Aves de Rapina: Arlequina e sua Emancipação Fantabulosa (Cathy Yan, 2020)

Por Pedro Tavares

birds of prey

Suprir representações de padrões sociais é um código bastante utilizado em narrativas fantásticas e, no universo particular de Gotham City – ou melhor, Nova Iorque -, há um exercício de projeção muito claro, principalmente nos vilões – que agora ganham atenção dos grandes estúdios. Pela lógica, este reflexo catapultou o Coringa de Todd Philips para o sucesso por um tipo de condecoração emocional generalizada. Para Aves de Rapina, a lógica é a mesma: a performance ideológica a seguir o fio obrigatório do produto, da obediência às normas comerciais e de um lugar seguro para estar.
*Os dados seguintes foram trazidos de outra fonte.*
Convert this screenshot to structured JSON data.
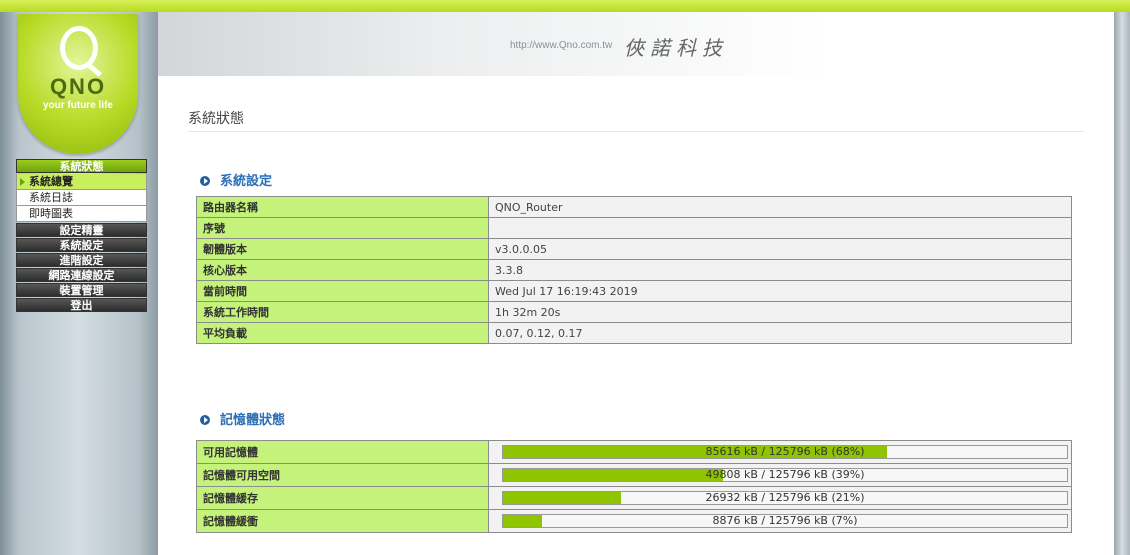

No início dos anos 90 há um capítulo muito claro na ação de convergência entre ideologia e produto na cultura americana: enquanto o movimento Riot Grrl crescia na costa leste, oriundo da cena punk underground, composto basicamente por reuniões semanais entre garotas, shows, zines e convenções, a mídia rapidamente o transformou numa tendência. Se as garotas usavam códigos de reconhecimento como corações e estrelas desenhadas nas mãos, logo a revista Spin tratou de transformar em artigo de moda, por exemplo. Para encurtar a história, este empenho de releitura de um movimento feminista desembocou em estranhos elementos da cultura pop dos anos 90 como as Spice Girls e as Meninas Super Poderosas a julgar o seu ponto de partida.

Susan Marcus, que narrou os anos das Riot Grrls no livro Garotas à Frente, complementa sobre a ideia de produto: “Artistas do Top 40 não são movimentos culturais; são projeções holográficas ultra-homogeneizadas e extremamente comercializadas, aspectos de cultura que são ampliados em telões eletrônicos e levados para o ID por um cateter central. Cultura de massa sempre contém variações limpas e fotogênicas do underground, incorporando apenas o suficiente da parte “provocadora” para manter a própria relevância”.

Nesta declaração, há o lugar de habitação de Aves de Rapina. Uma variação limpa e fotogênica do underground – mesmo que ela seja a repetição ensolarada da Gotham de Christopher Nolan e de um jogo de alegorias que Arlequina por si já se encontra: uma sequência que a protagonista entra numa delegacia e dispara balas e sinalizadores coloridos, o mundo composto, o microcosmo, é tão límpido quanto um código de reconhecimento que fora transformado em elemento visual, pura e simplesmente. A destreza de subsistir num mundo sinistro e repleto de ambientes regidos por homens cede espaço para um tipo de narração infantilizada, “esperta” e pronta para subestimar a persona de Arlequina e suas asseclas em nome de algo maior e intangível. A emancipação da protagonista, à priori jogada para uma segunda camada, está mais para uma escada humorística do que um assunto a ser pautado em algum momento do filme.

Cathy Yan, em sua primeira inserção no mercado americano, opta pela provocação visual: são nas sequências de ação que toda referência à trilogia John Wick dada pela própria Yan é lembrada e sem a intensidade de Chad Stahelski. Se há alguma sugestão de sujeira e flerte com algum extremo, logo são lavados, no qual a provocação é sempre dominada por uma obrigação obscura; Se Kick-Ass – Quebrando Tudo de Matthew Vaughn, para nos atermos ao mundo dos heróis e HQ’s, já desconstruía a figura do narrador e Scott Pilgrim Contra o Mundo de Edgar Wright compôs um mundo estético capaz de unir organicidade ao postiço, o filme de Yan está mais para a aproximação mais mastigada de um discurso moldado pela a noção de produto: se nos anos 90, foram de Bikini Kill às Meninas Superpoderosas, Aves de Rapina é o ponto final desta descida.